Students of the ancient Graeco-Roman traditions eventually become aware of the disconcerting fact that the grim and plain austerity that we associate with the "classic" is actually a residue of dusty ruins. The present author recalls his first visit to India and the shock of seeing garishly coloured statues of Vishnoo and co. where he expected something as tasteful as classical stone, and then the further shock of realising that this multi-coloured aesthetic was actually the norm in ancient Athens too. His interest in the Hindoo pantheon and Hindoo temples is in their extensive and important parallels with the Greek. The colours of a Hindoo temple are certainly confronting. But so too, we must understand, were those of the Greek temples. The Greeks loved primary hues every bit as much as the modern Hindoo. In fact, the bare "classical" aesthetic is entirely a modern invention, a confection of joyless scholars, and this applies to examples beyond the ruins of the Graeco-Roman. 

Specifically, it is also true of the Gothic. We think of the Gothic as equally plain, austere, unadorned - the brute masculinity of stone even where it is treated lightly. But actually, a Gothic building in its context was as garish and multi-coloured as a Hindoo temple or the Parthenon in its heyday. The colours have long since faded and we have forgotten. It is only when we go to somewhere like India that we are reminded - or rather, confronted - with the variegated reality of the traditional aesthetic. 

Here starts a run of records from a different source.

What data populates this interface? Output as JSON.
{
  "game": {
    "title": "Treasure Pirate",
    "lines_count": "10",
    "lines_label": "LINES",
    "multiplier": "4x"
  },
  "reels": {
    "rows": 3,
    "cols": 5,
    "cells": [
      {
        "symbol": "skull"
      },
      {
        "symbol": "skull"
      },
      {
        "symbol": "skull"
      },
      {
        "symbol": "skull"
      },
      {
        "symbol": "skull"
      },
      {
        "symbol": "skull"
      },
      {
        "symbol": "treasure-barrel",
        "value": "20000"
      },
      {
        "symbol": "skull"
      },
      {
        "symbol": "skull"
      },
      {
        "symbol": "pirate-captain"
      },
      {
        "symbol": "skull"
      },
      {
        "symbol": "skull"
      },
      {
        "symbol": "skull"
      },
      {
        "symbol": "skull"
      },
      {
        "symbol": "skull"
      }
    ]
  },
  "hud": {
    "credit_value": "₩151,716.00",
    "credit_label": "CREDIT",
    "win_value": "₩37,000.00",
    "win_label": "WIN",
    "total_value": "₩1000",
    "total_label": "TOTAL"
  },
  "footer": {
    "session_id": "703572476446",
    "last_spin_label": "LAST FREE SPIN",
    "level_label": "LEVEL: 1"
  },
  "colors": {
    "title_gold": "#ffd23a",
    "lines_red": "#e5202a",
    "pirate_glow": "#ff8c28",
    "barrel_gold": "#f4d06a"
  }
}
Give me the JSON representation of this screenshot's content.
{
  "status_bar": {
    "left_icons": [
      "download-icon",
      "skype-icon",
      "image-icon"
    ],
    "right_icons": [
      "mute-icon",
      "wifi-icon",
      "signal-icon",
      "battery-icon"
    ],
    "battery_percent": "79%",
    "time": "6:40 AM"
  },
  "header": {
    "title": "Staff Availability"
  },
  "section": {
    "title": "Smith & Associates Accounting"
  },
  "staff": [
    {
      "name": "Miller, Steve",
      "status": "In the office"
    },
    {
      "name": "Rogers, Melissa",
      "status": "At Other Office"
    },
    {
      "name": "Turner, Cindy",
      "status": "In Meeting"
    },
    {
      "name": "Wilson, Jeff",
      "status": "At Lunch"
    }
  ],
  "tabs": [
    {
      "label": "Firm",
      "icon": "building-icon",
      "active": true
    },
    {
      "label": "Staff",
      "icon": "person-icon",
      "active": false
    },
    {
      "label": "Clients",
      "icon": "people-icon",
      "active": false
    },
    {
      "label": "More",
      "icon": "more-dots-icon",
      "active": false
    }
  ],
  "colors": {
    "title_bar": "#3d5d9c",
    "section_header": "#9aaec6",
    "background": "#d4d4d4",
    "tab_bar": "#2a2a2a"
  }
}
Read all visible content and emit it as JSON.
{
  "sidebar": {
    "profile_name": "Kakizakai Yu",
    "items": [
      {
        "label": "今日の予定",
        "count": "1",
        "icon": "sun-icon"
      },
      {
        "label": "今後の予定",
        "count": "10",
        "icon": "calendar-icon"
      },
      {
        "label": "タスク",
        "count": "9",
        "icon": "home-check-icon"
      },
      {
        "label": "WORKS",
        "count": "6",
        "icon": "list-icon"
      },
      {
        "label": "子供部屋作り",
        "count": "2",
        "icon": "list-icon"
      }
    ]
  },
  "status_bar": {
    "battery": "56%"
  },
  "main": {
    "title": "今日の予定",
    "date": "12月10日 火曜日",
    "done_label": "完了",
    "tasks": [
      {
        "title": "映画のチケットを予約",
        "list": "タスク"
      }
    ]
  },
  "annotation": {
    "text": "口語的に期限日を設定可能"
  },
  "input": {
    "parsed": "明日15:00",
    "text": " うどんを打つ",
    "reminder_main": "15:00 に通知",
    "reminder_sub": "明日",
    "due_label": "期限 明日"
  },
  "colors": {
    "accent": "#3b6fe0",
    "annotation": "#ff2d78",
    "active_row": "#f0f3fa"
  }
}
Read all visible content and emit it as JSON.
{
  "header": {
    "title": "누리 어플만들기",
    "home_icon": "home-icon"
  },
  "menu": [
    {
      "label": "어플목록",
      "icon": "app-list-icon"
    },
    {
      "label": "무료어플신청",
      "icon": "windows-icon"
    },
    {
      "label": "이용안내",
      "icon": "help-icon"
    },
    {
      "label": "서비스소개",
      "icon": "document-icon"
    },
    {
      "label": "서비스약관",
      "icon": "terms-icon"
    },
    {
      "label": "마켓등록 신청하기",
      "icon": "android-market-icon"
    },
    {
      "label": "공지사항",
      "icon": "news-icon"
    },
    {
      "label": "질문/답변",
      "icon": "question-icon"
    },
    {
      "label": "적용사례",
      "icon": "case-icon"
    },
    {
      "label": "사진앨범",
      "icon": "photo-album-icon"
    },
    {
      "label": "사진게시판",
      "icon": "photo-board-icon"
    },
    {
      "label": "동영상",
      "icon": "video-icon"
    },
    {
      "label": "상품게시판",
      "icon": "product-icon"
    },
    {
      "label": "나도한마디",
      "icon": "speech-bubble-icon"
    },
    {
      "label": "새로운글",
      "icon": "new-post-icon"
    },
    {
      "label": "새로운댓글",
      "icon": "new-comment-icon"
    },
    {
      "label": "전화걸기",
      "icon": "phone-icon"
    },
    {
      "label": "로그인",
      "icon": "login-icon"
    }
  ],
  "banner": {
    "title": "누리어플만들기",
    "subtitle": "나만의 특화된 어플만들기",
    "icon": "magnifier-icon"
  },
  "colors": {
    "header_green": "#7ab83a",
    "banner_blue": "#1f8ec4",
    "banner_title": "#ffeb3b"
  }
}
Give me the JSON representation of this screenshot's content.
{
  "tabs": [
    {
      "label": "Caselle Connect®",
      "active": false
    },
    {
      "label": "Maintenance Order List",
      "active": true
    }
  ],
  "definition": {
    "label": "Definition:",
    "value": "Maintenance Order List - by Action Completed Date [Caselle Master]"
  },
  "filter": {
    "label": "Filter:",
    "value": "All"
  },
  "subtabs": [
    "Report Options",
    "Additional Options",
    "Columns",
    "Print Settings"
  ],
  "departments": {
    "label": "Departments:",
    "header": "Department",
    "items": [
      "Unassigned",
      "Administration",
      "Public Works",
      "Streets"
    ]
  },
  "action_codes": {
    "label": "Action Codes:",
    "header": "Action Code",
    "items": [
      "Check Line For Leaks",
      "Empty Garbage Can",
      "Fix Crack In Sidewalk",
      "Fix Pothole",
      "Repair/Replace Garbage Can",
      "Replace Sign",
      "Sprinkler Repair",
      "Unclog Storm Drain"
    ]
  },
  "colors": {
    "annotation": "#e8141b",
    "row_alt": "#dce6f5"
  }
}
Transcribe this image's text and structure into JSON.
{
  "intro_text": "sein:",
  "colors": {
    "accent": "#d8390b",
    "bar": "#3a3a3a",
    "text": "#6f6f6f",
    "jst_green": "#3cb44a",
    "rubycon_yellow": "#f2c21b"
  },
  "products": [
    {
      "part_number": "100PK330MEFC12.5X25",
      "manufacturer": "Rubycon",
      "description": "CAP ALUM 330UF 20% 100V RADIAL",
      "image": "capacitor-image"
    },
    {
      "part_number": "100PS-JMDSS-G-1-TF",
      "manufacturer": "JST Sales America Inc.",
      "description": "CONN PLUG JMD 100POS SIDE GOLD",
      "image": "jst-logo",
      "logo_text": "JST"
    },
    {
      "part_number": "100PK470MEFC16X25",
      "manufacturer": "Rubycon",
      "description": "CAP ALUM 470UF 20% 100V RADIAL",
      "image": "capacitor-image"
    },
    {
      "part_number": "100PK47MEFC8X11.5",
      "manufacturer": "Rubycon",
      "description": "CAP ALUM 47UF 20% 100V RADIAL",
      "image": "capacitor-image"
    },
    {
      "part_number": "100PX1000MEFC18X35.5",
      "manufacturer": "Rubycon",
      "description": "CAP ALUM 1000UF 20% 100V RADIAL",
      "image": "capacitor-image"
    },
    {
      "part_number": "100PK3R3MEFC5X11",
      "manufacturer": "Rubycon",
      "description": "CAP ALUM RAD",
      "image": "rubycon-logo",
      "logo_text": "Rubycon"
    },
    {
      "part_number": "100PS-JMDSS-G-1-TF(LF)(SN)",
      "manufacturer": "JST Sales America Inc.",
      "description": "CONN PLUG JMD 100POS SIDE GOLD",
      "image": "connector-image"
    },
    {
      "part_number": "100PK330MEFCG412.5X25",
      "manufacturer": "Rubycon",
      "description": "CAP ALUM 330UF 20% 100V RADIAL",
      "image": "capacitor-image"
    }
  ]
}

Here is a picture illustrating the contrast between the Gothic we know and the Gothic reconstructed in its original glory:



We are aghast. Why paint over all those beautiful stone surfaces? But we are wrong. Traditional tastes were quite different. Theirs was a technicolor vision of heaven. Here are closer studies of the same:















We are wrong, in any case, to associate subdued colouring with the "traditional" and primary colours and garishness with the "primitive". The traditional aesthetic, east and west, loved bright colours. It is only classical art students who have developed the bookish and altogether false notion that such colourings detract from classical sculptural and architectural forms. Realising this changes the way we see things and restores pure colour to its proper place in traditional aesthetics.